Из глубины сцены в круг света выплыл саксофонист и облизнул губы. Барабанщик замер с поднятыми руками, подарив перед этим залу короткую дробь. Контрабасист изящно притронулся к струнам. Пианист бессмысленно улыбался, оборотившись на свет юпитеров, и боком тихонько сползал со стула. Кто-то кашлянул в микрофон.
И наступила пауза, безвременье, и стало ясно, что они всякий раз повторяют этот фокус и никогда не ошибаются благодаря пьяному саксофонисту с унылым длинным лицом и остановившимся взглядом.
У него были красные, словно подведенные карандашом глаза, вобранные в себя и равнодушно взирающие на публику, словно он делал ей одолжение или случайно вышел на сцену — постоять, поглазеть, щурясь от света, не зная, что надо делать. Словно он забыл роль или, наоборот, знал ее с таким совершенством, что это не имело значения. Словно реальность — прокуренный зал и шевелящиеся в нем люди — были обманом или, по крайней мере, — сном наяву. Словно он целый век мог так стоять перед толпой, пошевеливая пальцами и облизывая в задумчивости губы. Поклонники. Прежде чем начать, он выдержал их под гипнозом: промокнул глаза платком, потом сложил его, убрал в карман, похлопал рукой по карману, словно платок был бог весть какой ценностью, сунул мундштук в рот, замер, прислушиваясь к чему-то внутри себя, сливаясь с инструментом и падая еще глубже в своем одиночестве, словно на дно колодца, словно вслед гулкому эху, и звук пришел не от него — материального, он родился вне этих стен, в ночной тишине, над руслом блестящей реки, что петляла во влажных лесах вокруг города — углом к горизонту, к меридианной плоскости, — с первых нот, cразу же взял дрожащий, дробный, как галоп по деревянной мостовой, звук — слишком чистый, чтобы перед ним устоять, слишком ясный, чтобы ему не внять, — все еще с закрытыми глазами, все еще в полете к гулкой воде. Говоры и движения за столиками стихли. Только бармен, наклонившись, равнодушно отсчитывал кому-то сдачу да подружка, которую Гд. так и не представила, пьяным движением прикуривала сигарету. И наступил момент истины — слишком честно все было сделано и ничего нельзя было добавить — единственный из троицы, кто действительно не валял дурака, кто работал или молился, изливая горечь или любовь несостоявшегося или потерянного в этот раз навсегда.

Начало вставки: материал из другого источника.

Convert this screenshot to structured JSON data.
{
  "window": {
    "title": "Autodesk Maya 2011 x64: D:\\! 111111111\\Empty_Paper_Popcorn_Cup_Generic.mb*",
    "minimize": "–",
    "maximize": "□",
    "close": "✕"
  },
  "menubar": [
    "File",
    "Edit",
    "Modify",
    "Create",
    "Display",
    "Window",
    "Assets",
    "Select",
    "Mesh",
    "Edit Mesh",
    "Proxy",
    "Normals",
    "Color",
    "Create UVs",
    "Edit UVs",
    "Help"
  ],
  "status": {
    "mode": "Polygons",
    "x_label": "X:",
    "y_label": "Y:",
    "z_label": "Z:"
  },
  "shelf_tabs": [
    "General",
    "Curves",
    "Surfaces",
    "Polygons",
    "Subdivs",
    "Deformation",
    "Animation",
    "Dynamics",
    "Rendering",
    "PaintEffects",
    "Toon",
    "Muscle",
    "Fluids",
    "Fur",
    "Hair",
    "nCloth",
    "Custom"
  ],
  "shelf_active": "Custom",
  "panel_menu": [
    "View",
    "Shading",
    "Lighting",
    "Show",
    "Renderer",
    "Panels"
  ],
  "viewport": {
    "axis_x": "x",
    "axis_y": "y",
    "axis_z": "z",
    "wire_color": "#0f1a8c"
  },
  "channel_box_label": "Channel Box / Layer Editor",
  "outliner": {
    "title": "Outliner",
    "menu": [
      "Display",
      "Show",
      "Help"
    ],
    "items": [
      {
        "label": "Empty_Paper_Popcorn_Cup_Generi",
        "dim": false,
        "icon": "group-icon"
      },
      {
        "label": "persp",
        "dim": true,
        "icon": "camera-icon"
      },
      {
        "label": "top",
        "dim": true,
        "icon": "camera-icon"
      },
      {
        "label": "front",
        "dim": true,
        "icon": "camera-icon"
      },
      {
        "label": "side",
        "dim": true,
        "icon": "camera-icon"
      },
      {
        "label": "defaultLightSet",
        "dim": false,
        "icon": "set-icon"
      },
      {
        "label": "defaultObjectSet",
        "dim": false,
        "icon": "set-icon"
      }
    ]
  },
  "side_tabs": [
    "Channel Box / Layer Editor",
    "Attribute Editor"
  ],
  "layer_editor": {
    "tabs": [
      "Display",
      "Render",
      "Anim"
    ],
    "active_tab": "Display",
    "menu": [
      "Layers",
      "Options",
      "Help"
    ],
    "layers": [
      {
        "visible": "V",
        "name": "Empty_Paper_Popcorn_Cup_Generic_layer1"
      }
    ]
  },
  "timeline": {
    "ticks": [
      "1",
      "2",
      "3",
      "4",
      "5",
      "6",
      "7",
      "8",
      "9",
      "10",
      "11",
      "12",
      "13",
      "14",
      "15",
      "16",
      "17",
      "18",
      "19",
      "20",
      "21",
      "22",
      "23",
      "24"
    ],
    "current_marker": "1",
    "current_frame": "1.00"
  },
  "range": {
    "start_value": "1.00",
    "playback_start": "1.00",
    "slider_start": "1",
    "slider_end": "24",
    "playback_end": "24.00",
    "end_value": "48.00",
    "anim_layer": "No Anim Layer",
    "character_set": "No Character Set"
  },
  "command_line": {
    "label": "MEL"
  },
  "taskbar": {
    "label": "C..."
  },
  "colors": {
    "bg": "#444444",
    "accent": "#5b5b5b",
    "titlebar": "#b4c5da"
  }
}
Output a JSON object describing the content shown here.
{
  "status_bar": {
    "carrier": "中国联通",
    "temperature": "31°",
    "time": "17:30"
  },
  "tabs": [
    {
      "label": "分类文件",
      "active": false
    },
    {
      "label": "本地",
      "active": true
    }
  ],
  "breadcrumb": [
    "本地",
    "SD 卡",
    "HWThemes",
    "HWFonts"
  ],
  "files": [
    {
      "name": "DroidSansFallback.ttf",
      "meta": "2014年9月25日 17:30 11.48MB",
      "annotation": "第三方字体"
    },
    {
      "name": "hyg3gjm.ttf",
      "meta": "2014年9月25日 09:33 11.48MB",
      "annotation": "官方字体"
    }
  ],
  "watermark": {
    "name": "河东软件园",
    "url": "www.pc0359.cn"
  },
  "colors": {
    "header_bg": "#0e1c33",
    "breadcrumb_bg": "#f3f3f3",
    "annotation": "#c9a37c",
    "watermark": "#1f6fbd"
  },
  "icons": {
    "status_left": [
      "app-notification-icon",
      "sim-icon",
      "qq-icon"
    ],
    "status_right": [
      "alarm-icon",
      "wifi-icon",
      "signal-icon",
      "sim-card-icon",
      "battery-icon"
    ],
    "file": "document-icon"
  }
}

И эта музыка слилась в нем с той, о которой он не хотел вспоминать, и он вдруг впервые понял, что одинок. Он никогда не любил такие моменты, но сегодня впервые подумал об этом так ясно, словно прожил жизнь до конца. Он знал, что никого больше не полюбит и что это его последнее — слишком многого это ему стоило, и ему стало горько, но он не жалел себя, он не умел себя жалеть, просто музыка заставила его на мгновение подумать об этом.
— С кем бы я ни спала, мне всегда казалось, что с тобой... — зашептала она.
— Что? — словно очнулся он.
Момент истины — когда святые маршируют, а слепые молчат — не каждому нужны. Он посмотрел на нее.
— Ничего не спрашивай, милый...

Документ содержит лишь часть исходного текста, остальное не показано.